Chapter 14 | Have You Realized Your Dream About?

6 4 0
                                    

Suara dari cincin yang terus diketuk di atas meja oleh sang atasan buat Brenda tak berani angkat kepalanya bahkan untuk satu derajat saja

Ups! Gambar ini tidak mengikuti Pedoman Konten kami. Untuk melanjutkan publikasi, hapuslah gambar ini atau unggah gambar lain.

Suara dari cincin yang terus diketuk di atas meja oleh sang atasan buat Brenda tak berani angkat kepalanya bahkan untuk satu derajat saja. Konsekuensi yang datang tiba-tiba ketika ia sama sekali belum menyentuh pekerjaannya hari ini.

"Di mana temanmu?"

"A-aku akan menghubunginya nanti ...."

"Surat peringatan pertama bagi kalian." Seraya serahkan dua surat tersegel rapat kepadanya.

"Pak—"

Pria itu menggeleng. Tak ada keringanan yang diberikan. Ia tatap mata Brenda beri isyarat untuk segera keluar dari ruangannya. Buat wanita itu pasrah dan mengangguk.

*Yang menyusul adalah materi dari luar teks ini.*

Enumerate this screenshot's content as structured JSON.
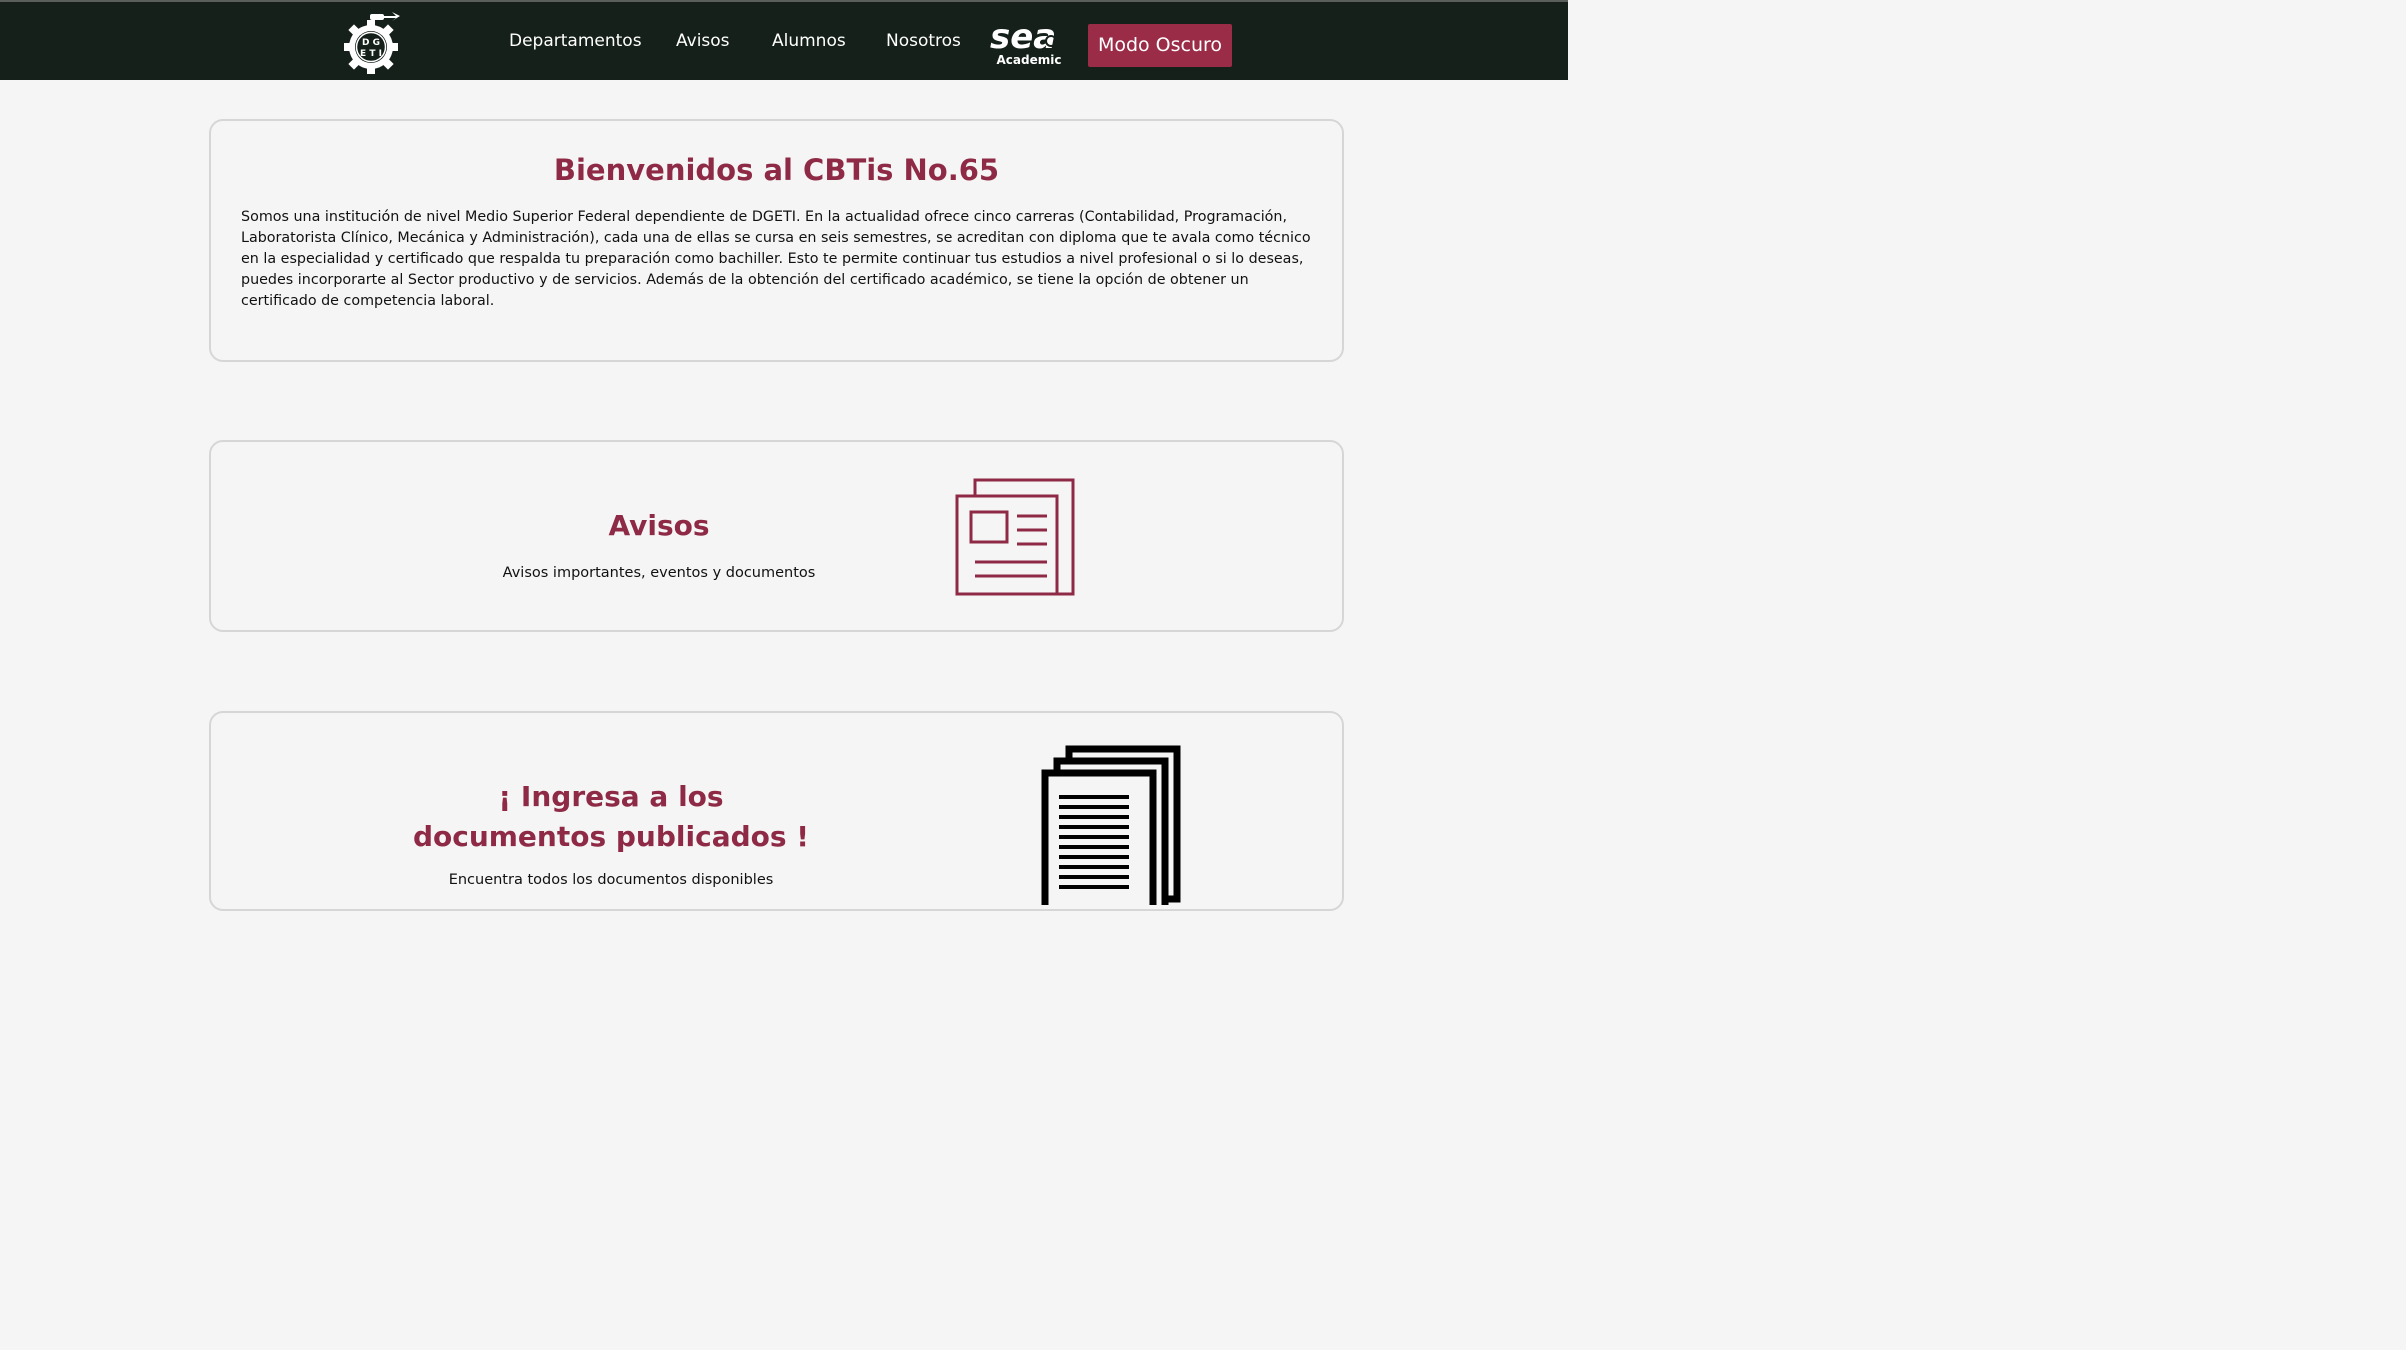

Salahnya, lagi-lagi salahnya. Atau hanya dia ketimpa waktu sial. Mungkin tidak, ia bisa saja lupa perusahaannya begitu ketat. Brenda pusing, sudah dua hari Jane belum pulang. Bahkan rumahnya masih terkunci rapat. Ke mana lagi ia harus mencari.

Ia keluarkan ponselnya untuk yang kesekian kali. Jatuhkan panggilan untuk Jane. Entah sudah berapa kali dilakukannya meski berakhir nihil tanpa balasan.

'Ini Jeanne Brown, silakan tinggalkan pesan.'

"Segeralah pulang dan kabari aku. Kita dapat surat peringatan."

Mungkin Brenda perlu memastikannya lagi. Ia kemudian keluar menuju basement untuk mengambil mobilnya. Lagi-lagi tujuannya adalah rumah Jane untuk yang kelima kalinya.

Matanya memicing, pelankan kemudinya ketika sampai di halaman rumah teman wanitanya. Buru-buru lepaskan sabuk pengaman kemudian keluar dari mobilnya.

"Hei, kau menguntit, ya?" Dari belakang ia menggertak. Tangannya menunjuk ke arah Evan yang berdiri setia di teras rumah Jane.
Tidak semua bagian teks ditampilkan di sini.